Este é um problema grave que deve ser solucionado pelos muitos
setores da sociedade organizada. A violência ilegítima,
praticada por agentes públicos que detêm o monopólio legitimo
do uso da força, coloca em risco e ameaça, substancialmente, as
estruturas democráticas necessárias ao Estado de Direito.
A
democracia é questão de extrema importância, neste contexto,
pois a violência policial, inevitavelmente, produz as mais graves
violações aos Direitos Humanos e à cidadania, que são
elementos do regime democrático. A função de manter a ordem,
prevenindo e reprimindo crimes, tem os limites de sua atuação,
dentro dos padrões de respeito aos direitos fundamentais do cidadão,
como o direito à vida, à liberdade, à segurança e à sua
integridade física e mental.
A
criminalização da ação policial não produzirá, por si só,
os efeitos desejados pela sociedade, no tocante à redução da
violência policial. Vale ressaltar que a violência é sua ambiência
laborativa e sua atuação percorre, na maioria das vezes, a
fronteira da ilegalidade. Mesmo nas situações em que a violência
empregada seja legítima, uma atitude e comportamento irrefletidos
podem ser interpretados como pratica
de tortura. Podem
mesmo levar o policial à efetiva prática dessa insidiosa violência,
até mesmo por desconhecimento dos limites precisos de sua atuação
legal. A especialidade da instituição policial é a violência:
preveni-la, praticá-la, testemunhá-la,
socorrer e reprimir seus efeitos e, ainda, incipientemente,
pesquisá-la e estudá-la.
O
Estatuto da Criança e do Adolescente (Lei 8.069, de 13 de julho
de 1990), anterior, portanto, à lei de crimes de tortura, em suas
disposições sobre crimes praticados contra a criança e o
adolescente, estabeleceu em seu art. 233
in verbis:
“Submeter
criança ou adolescente sob sua autoridade, guarda ou vigilância
à tortura:
Pena
– reclusão de um a cinco anos.
§
1º - Se resultar lesão corporal grave:
Pena
– reclusão de dois a oito anos.
§
2º - Se resultar lesão corporal gravíssima:
Pena
– reclusão de quatro a doze anos.
§
3º - Se resultar morte:
Pena
– reclusão de quinze a trinta anos.”
O
art. 233 do Estatuto teve sua aplicabilidade sustentada por
estreita maioria de votos, em julgado de Habeas Corpus do Excelsio Pretório, que considerou tipificada a
tortura no Direito Penal, nos caso em que a vítima fosse menor de
18 anos de idade. Deixou, entretanto, um vácuo, pois pecou em não
definir o que era tortura, na acepção legal, no que consistia,
quais as ações e omissões que lhe davam corpo. Ficou silente a
este respeito, prejudicando, substancialmente, a efetiva
responsabilização penal pela prática delituosa.
A
Lei 9.455, de 07 de Abril de 1997, regulamenta, em suas disposições,
e estabelece as espécies de condutas, representadas em três
principais verbos (constranger, submeter, e omitir) que exprimem ação
e omissão, transcrevemos ipis
literis:
“Art. 1º - Constitui crime de tortura:
I – Constranger alguém com emprego de violência ou grave ameaça,
causando-lhe sofrimento físico ou mental:
a)
Com o fim de obter informação, declaração ou confissão
da vítima ou de terceira pessoa;
b)
Para provocar ação ou omissão de natureza criminosa;
c)
Em razão de discriminação racial ou religiosa;
II – Submeter alguém, sob sua guarda,
poder ou autoridade, com emprego de violência ou grave ameaça, a
intenso sofrimento físico ou mental, como forma de aplicar
castigo pessoal ou medida de caráter preventivo.

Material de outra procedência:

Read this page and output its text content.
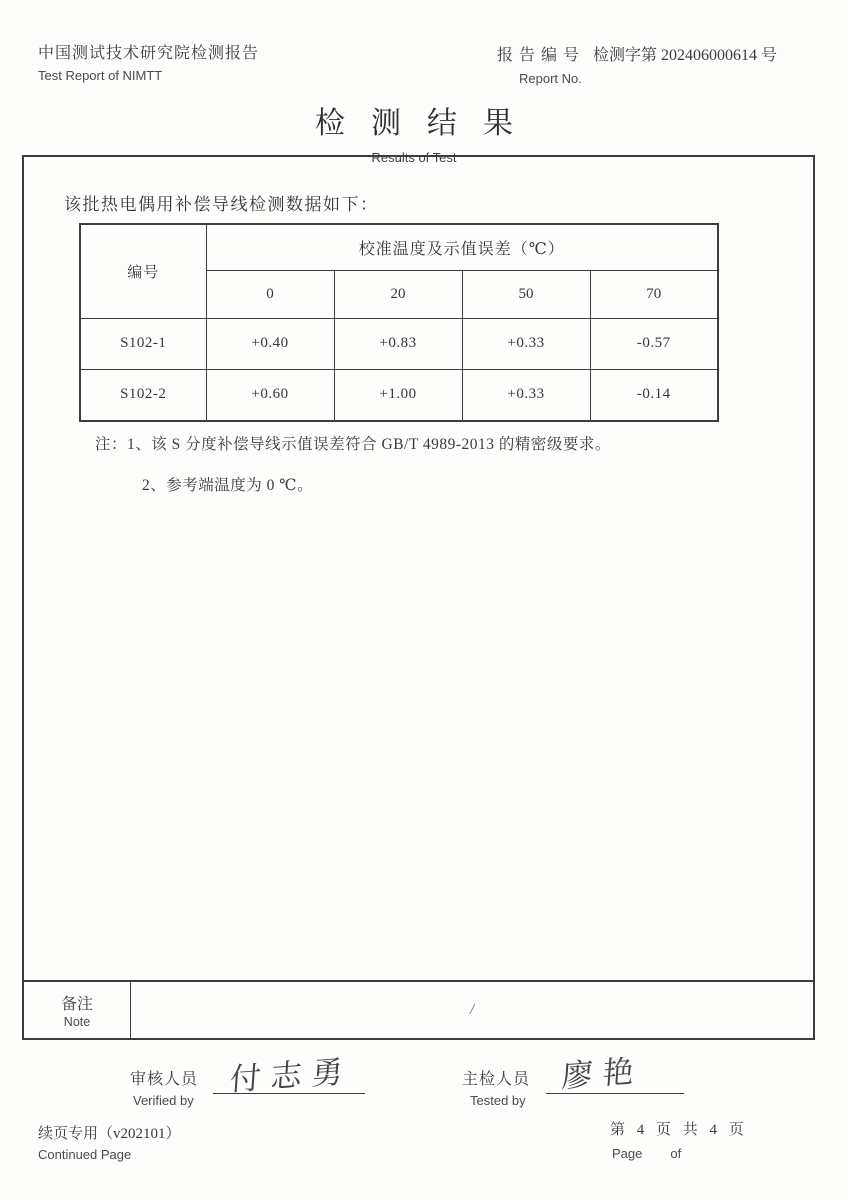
中国测试技术研究院检测报告
Test Report of NIMTT
报告编号 检测字第 202406000614 号
Report No.
检测结果
Results of Test
该批热电偶用补偿导线检测数据如下：
编号	校准温度及示值误差（℃）			
	0	20	50	70
S102-1	+0.40	+0.83	+0.33	-0.57
S102-2	+0.60	+1.00	+0.33	-0.14
注：1、该 S 分度补偿导线示值误差符合 GB/T 4989-2013 的精密级要求。
2、参考端温度为 0 ℃。
备注
Note
/
审核人员
Verified by
付志勇	主检人员
Tested by
廖艳
续页专用（v202101）
Continued Page
第 4 页 共 4 页
Page of
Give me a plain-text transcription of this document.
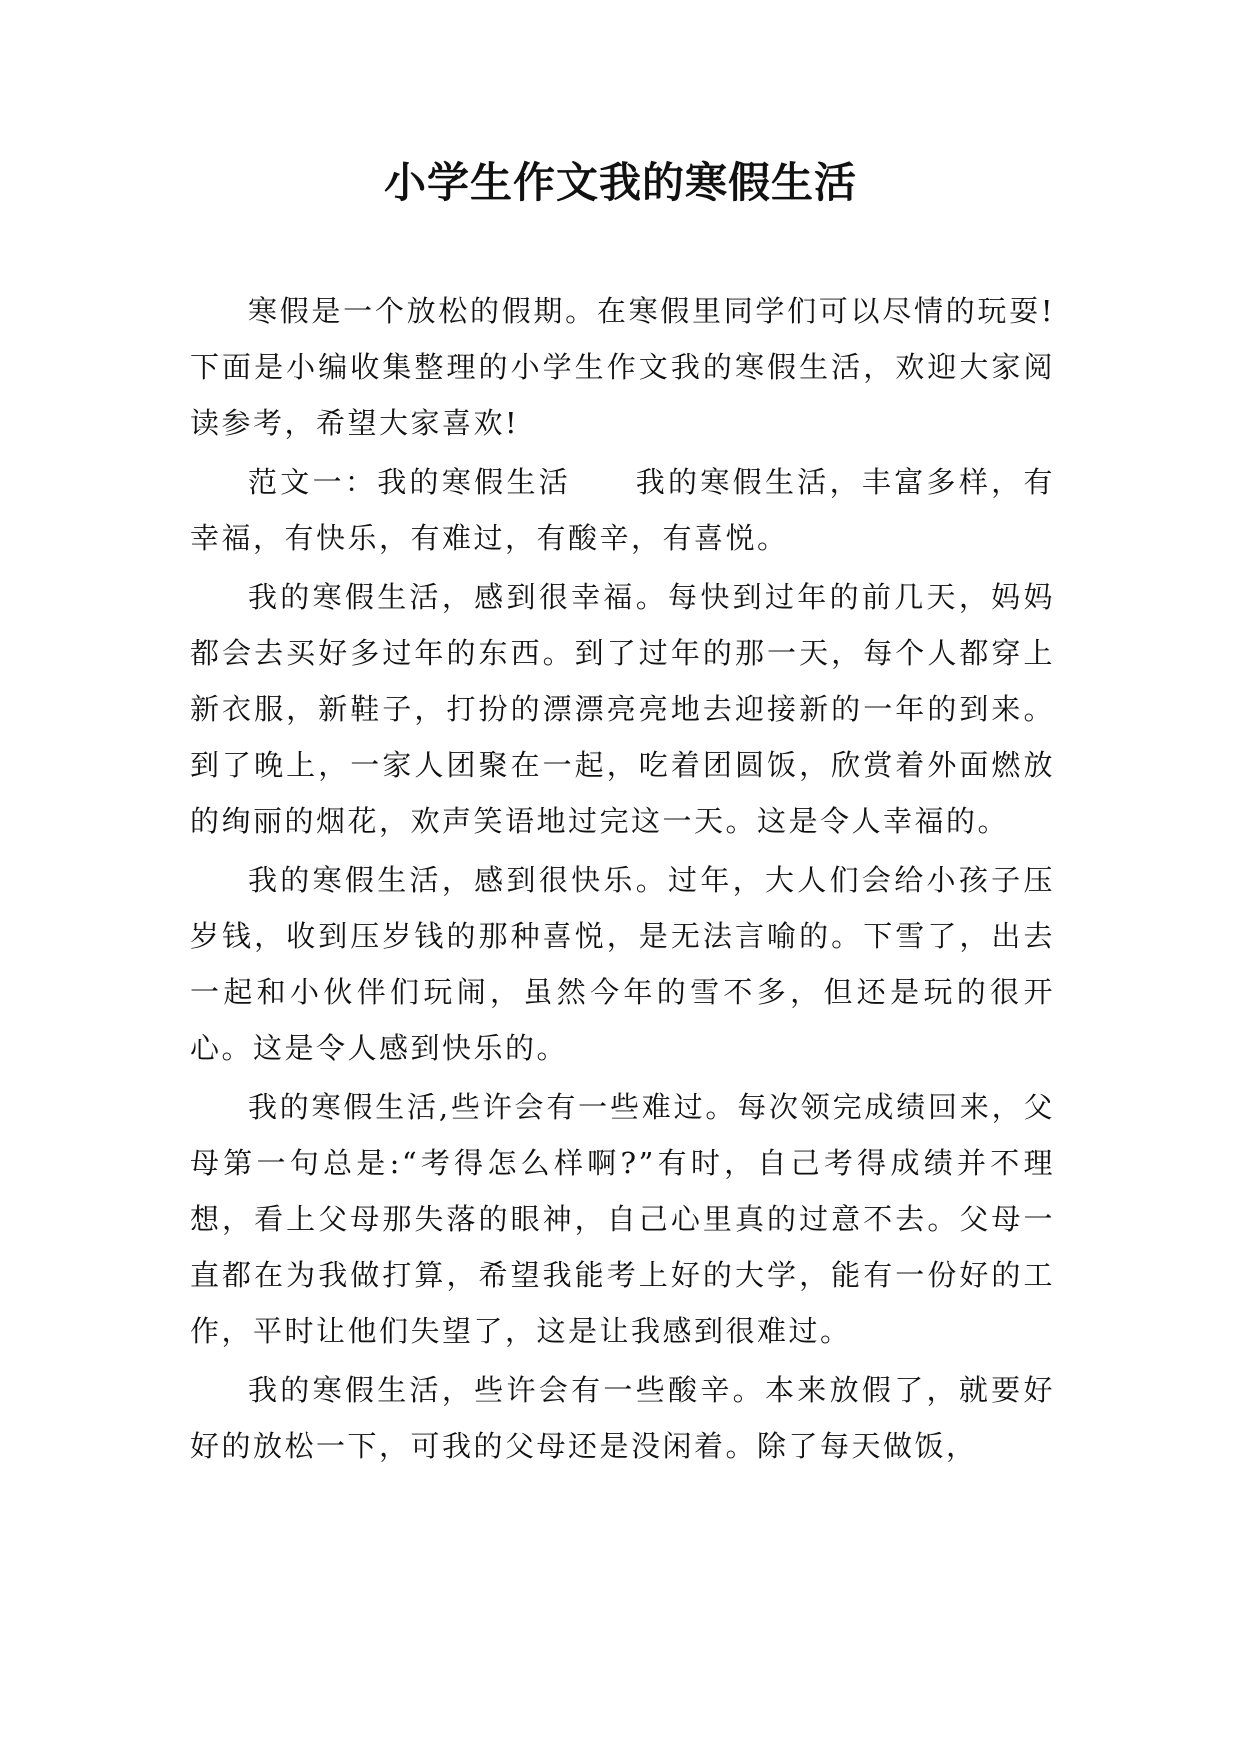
小学生作文我的寒假生活

寒假是一个放松的假期。在寒假里同学们可以尽情的玩耍!下面是小编收集整理的小学生作文我的寒假生活，欢迎大家阅读参考，希望大家喜欢!

范文一：我的寒假生活　　我的寒假生活，丰富多样，有幸福，有快乐，有难过，有酸辛，有喜悦。

我的寒假生活，感到很幸福。每快到过年的前几天，妈妈都会去买好多过年的东西。到了过年的那一天，每个人都穿上新衣服，新鞋子，打扮的漂漂亮亮地去迎接新的一年的到来。到了晚上，一家人团聚在一起，吃着团圆饭，欣赏着外面燃放的绚丽的烟花，欢声笑语地过完这一天。这是令人幸福的。

我的寒假生活，感到很快乐。过年，大人们会给小孩子压岁钱，收到压岁钱的那种喜悦，是无法言喻的。下雪了，出去一起和小伙伴们玩闹，虽然今年的雪不多，但还是玩的很开心。这是令人感到快乐的。

我的寒假生活,些许会有一些难过。每次领完成绩回来，父母第一句总是:“考得怎么样啊?”有时，自己考得成绩并不理想，看上父母那失落的眼神，自己心里真的过意不去。父母一直都在为我做打算，希望我能考上好的大学，能有一份好的工作，平时让他们失望了，这是让我感到很难过。

我的寒假生活，些许会有一些酸辛。本来放假了，就要好好的放松一下，可我的父母还是没闲着。除了每天做饭，
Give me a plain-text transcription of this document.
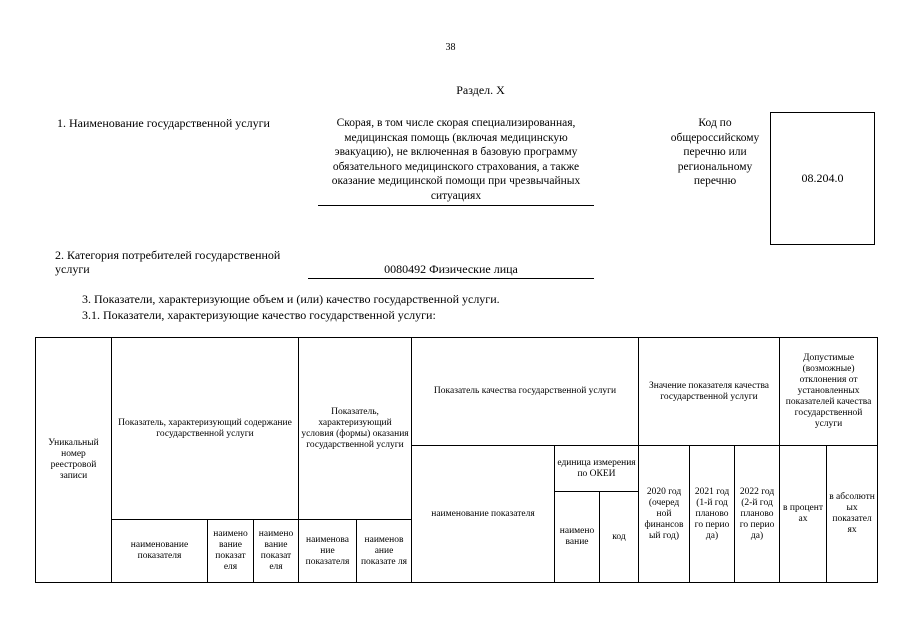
38
Раздел. X
1. Наименование государственной услуги	Скорая, в том числе скорая специализированная, медицинская помощь (включая медицинскую эвакуацию), не включенная в базовую программу обязательного медицинского страхования, а также оказание медицинской помощи при чрезвычайных ситуациях
Код по общероссийскому перечню или региональному перечню	08.204.0
2. Категория потребителей государственной услуги	0080492 Физические лица
3. Показатели, характеризующие объем и (или) качество государственной услуги.
3.1. Показатели, характеризующие качество государственной услуги:
Уникальный номер реестровой записи	Показатель, характеризующий содержание государственной услуги			Показатель, характеризующий условия (формы) оказания государственной услуги		Показатель качества государственной услуги			Значение показателя качества государственной услуги			Допустимые (возможные) отклонения от установленных показателей качества государственной услуги	
						наименование показателя	единица измерения по ОКЕИ		2020 год (очеред ной финансов ый год)	2021 год (1-й год планово го перио да)	2022 год (2-й год планово го перио да)	в процент ах	в абсолютн ых показател ях
							наимено вание	код					
	наименование показателя	наимено вание показат еля	наимено вание показат еля	наименова ние показателя	наименов ание показате ля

Pena – reclusão de dois a oito anos.
§ 1º - Na mesma pena incorre quem submete
pessoa presa ou sujeita a medida de segurança a sofrimento físico
ou mental, por intermédio da prática de ato não previsto em lei
ou não resultante de medida legal.
§ 2º - Aquele que se omite em
face dessas condutas, quando tinha o dever de evitá-las ou apurá-las,
incorre na pena de detenção de um a quatro anos.”
A
delimitação legal daquilo que consiste a tortura no tipo penal
inicia-se pelo vocábulo constranger, que significa “forçar”,
“coagir”, “violentar”, ao passo que submeter é
“dominar”, “vencer”, e “subordinar”. O constrangimento
e a submissão têm que ser, necessariamente, exercidos sobre
determinada pessoa, empregando-se violência ou grave ameaça e
produzindo-lhe sofrimento físico ou mental. O elemento subjetivo
ou psicológico, denominado, pelo Direito Penal, de dolo do autor da ação delituosa, é um aspecto comum em todas as
modalidades típicas de tortura (seja a de constranger, submeter
ou omitir), onde emerge a vontade e a consciência de que se está
torturando a vítima.
Assim,
constitui uma das modalidades do crime de tortura (art. 1º, I), a
prática de violência ou ameaça causadora de sofrimento físico
ou psíquico a uma pessoa, visando obter uma confissão, informação
ou declaração; ou forçar uma pessoa a praticar uma ação
criminosa, por ação ou omissão ou, ainda, com objetivo de
discriminá-la racial ou religiosamente.
Outra
modalidade tipificada na Lei (art. 1º, II) se caracteriza pela prática
de violência ou ameaça que cause intenso sofrimento físico ou
psíquico a uma pessoa que esteja sob a guarda, poder ou
autoridade de quem pratica o ato de tortura; que determine castigo
a vítima ou medida de caráter preventivo (que seria uma das
formas de castigo ou corretivo, infligido à vítima da tortura
para que não volte a praticar a infração ou crime, onde figura
como acusada de sua prática).
É
de vital importância, para dissipar as dúvidas, esclarecer como
configuram-se a violência e a grave ameaça, capituladas na lei
9455/97. A violência é o emprego de força física, ocasionando
a eliminação da resistência do ofendido. A grave ameaça
consiste na manifestação do propósito de causar à vítima de
tortura, um mal futuro que se consumará, havendo a vontade do
autor da ameaça.
Outros
aspectos de igual relevância são os que dizem respeito a
“guarda”, “poder” e “autoridade”, de conceituações
de natureza penal. No que se refere à “guarda”, se enquadram
todas as hipóteses em que a lei ou ato judicial tenham incumbido
alguém de dar proteção e amparo a uma pessoa, compreendendo
também qualquer situação de fato em que se tenha atribuído a
guarda a alguém, desde que esteja demonstrada tal situação.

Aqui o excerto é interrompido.